Stanford Üniversitesi’nden iktisat profesörü ve uzaktan çabalama uzmanı Nicholas Bloom 2023’te, bu yöntemin hem işçiye hem işverene avantajlarının yanı sıra sakıncaları da olabileceği mevzusunda uyarıda bulunmuş oldu. Bunların ne olduğuna bakalım.

AVANTAJLARI

* İşverene maliyet azalıyor. Çalışanın otomobilini park etmiş olduğu alandan, aydınlatma, ısıtma, klima harcamalarına, bilgisayar ekipmanı ve mobilyadan, öğle yemeğine kadar pek oldukca kalemde tutum sağlanıyor. Çalışanların işe gidiş geliş harcaması sıfırlanıyor.

* 1976’da ortaya çıkan “İş Karakteristiği Teorisi”ne nazaran çalışanlara sağlanmış olan otonomi; daha yüksek motivasyona, yapmış olduğu işten duyduğu memnuniyete, yüksek iş performansına yol açıyor. Hastalık ve değişik aileyle ilgili sebepler ileri sürülerek işe olan devamsızlık da ortadan kalkmış oluyor.

* Uzaktan çabalama, trafikte daha azca motorlu vasıta, daha azca çevre kirliliği anlamına geliyor. Covid-19 döneminde on milyonlarca şahıs evden çalışmış, bu da küresel karbondioksit salımının ciddi oranlarda düşmesini sağlamıştı.

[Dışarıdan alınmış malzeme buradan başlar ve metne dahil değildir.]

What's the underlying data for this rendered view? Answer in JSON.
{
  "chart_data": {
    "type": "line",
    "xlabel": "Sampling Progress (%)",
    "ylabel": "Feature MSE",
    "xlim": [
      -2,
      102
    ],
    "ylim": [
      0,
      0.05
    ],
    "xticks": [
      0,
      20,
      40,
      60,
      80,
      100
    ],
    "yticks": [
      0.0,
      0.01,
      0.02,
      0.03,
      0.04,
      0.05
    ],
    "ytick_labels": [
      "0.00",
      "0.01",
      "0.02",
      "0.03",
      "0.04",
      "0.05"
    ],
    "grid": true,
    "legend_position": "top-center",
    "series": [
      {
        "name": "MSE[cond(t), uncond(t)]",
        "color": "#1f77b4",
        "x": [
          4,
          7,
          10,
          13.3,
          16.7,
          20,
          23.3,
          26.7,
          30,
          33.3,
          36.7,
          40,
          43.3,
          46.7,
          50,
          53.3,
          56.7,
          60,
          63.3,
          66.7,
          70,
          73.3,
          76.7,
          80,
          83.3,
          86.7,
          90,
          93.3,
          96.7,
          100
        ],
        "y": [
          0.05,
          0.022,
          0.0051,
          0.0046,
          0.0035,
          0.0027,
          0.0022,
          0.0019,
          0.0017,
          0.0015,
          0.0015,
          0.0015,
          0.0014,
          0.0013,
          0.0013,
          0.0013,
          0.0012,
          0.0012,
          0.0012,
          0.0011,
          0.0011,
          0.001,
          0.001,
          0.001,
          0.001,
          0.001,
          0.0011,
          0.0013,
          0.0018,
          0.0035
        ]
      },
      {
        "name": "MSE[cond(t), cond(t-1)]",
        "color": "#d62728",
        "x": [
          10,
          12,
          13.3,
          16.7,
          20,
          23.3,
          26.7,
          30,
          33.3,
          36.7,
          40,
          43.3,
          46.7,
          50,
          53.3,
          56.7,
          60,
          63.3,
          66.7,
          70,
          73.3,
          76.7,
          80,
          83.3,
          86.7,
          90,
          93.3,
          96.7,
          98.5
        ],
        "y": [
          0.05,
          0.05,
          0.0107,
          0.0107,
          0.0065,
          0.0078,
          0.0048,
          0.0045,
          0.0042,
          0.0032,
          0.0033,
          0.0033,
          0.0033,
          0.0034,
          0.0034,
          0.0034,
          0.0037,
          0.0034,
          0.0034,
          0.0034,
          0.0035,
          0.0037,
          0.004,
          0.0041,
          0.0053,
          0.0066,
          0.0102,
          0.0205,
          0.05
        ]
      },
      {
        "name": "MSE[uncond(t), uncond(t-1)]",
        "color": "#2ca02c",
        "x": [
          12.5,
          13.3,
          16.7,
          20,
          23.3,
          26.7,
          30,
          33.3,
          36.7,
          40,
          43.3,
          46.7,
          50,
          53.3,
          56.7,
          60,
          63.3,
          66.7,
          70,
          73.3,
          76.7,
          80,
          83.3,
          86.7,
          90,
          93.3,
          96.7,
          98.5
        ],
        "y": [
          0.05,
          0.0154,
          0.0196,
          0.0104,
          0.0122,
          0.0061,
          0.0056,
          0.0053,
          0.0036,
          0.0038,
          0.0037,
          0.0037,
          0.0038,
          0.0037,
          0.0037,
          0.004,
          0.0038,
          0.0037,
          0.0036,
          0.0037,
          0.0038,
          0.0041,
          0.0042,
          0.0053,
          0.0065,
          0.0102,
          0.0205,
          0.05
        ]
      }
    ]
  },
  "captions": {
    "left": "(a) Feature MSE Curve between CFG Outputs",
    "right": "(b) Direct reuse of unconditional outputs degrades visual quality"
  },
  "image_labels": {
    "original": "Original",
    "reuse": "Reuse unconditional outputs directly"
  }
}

* Üretkenlik arttı. Çalışanlar, başlarında müdür baskısı olmadan, daha sakin ortamlarda işlerini yürüttüler ve kendi performanslarının arttığına şahit oldular. Bu zamanda ev satın alırken ya da kiralarken minik de olsa ofis yapacakları bir odanın olup olmaması büyük ehemmiyet kazanmıştır.

* 2020’de meydana getirilen bir ankette 4.9 milyon Amerikalının, iş yerinden minimum 20 mil (32 km) uzağa taşındığı ortaya çıktı. Böylece kentte ya da kente yakın yerlerde bulunan meskenlerin pahalı kiralarından kurtulmuş oldular.

DEZAVANTAJLARI

* Çalışanlar, ofis ruhundan uzak kaldılar. “Yoksun kaldılar” demek daha doğru olacak. İnsanlar, daima için birbirleriyle diyalog kurma, karşılıklı birer kahve içme, şakalaşma benzer biçimde etkinliklere sıcak baktılar. Psikologlar buna, yüzyüze etkileşim (face-to-face interaction) diyor. Evde bu tür sosyalleşmeler olmuyor. Tam tersi, çocuklarınızın gelip sizi meşgul etmesi, hatta eşinizin iyi niyetle bir kahve getirmesi bile dikkatinizi dağıtabilir. Yaptığınız işin üstünden bir kez daha geçmek zorunda kalabilirsiniz. 2012’de meydana getirilen bir ankette, evde çalışanların yüzde 54’ü, toplumsal ve ustalaşmış etkileşimi kaybettiklerini belirtmişti.

* İş motivasyonunun da evde yüksek olduğu söylenemez. İş yerinde ekranı başlangıcında çalışanları görmek, müdürlerin/şeflerin varlığını bilmek, işin yetiştirilmesi için üstünde baskı sezmek, size maksimum motivasyon sunar.

* Evde çalışırken enformasyon güvenliği ile ilgili kaygı duymanız normaldir. 2020’de meydana getirilen ankette, evde çalışanların yüzde 59’u, iş yerinde çalışırken siber-güvenliği daha kuvvetli bir halde hissettiklerini açıklamışlardı.

* İş yerinde çalışırken bilgisayarınız arıza yaptığında, ilgili departmanı ararsınız. Onlar da gelir sorununuzu çözer. Evde bir arıza olduğunda tamamen tek başınızasınız. Size yardım edecek asla kimse olmaz.

* İşte iken yönetimsel sorunlarla uğraşmazsınız. Evde, vergilendirme meselesiyle bir tek siz uğraşırsınız. İş yerindeki personel servisinden yardım alamazsınız. Ne yapacağınızı bilemediğiniz zamanlarda da başınıza bela açılabilir.

* İşyerinde haftada beş gün, 35-40 saat arası mesai yaparsınız. Evde çalıştığınızda bu sürenin 55 saate kadar çıkmış olduğu tespit edilmiş. Dünya Sıhhat Örgütü ve Internasyonal Emek verme Örgütü, evden çalışanların bundan dolayı mühim sıhhat riskleri taşımış olduğu mevzusunda uyarıda bulunmuş oldu. Bir tek sağlığınız bozulmuyor. Kendinizi rahatsız hissediyorsunuz, uyku düzeniniz bozuluyor, yaşantınızın günlük rutinleri aksıyor, anksiyete benzer biçimde negatif durumlar ortaya çıkıyor, hem iş hem aile stresiniz artıyor, ekran başlangıcında gereğinden fazla kalıyorsunuz. İyisi mi, siz işinize gidin.

TEMBELLİK HAKKI

Aslına bakarsak bilgisayarlarda çalışmaktan oldukca ilkin insanların çabalama hakkı olup olmadığı tartışılıyordu. Küba asıllı Fransız yazar Paul Lafargue (1842-1911), yazıya döktüğü “Le Droit a la Paresse” (Tembellik Hakkı) adlı kitabında, işçilerin ücretli emeğinin, daha oldukca iş imkanı adına genişletmeye çalışılmasına karşıydı. Lafargue, çabalama hakkının aksine tembellik hakkını savundu. 69 yaşlarındayken intihar eden yazar, geride bıraktığı mektupta şu şekilde yazmıştı: “Yaşlılığımın beni, fiziki ve mental güçlerden soyutlamasına, enerjimi paralize edip irademi kırmasına ve bana yük olmasına izin vermeyeceğim. Yaşamdan ayrılmak için 70 yaşımı seçtim.”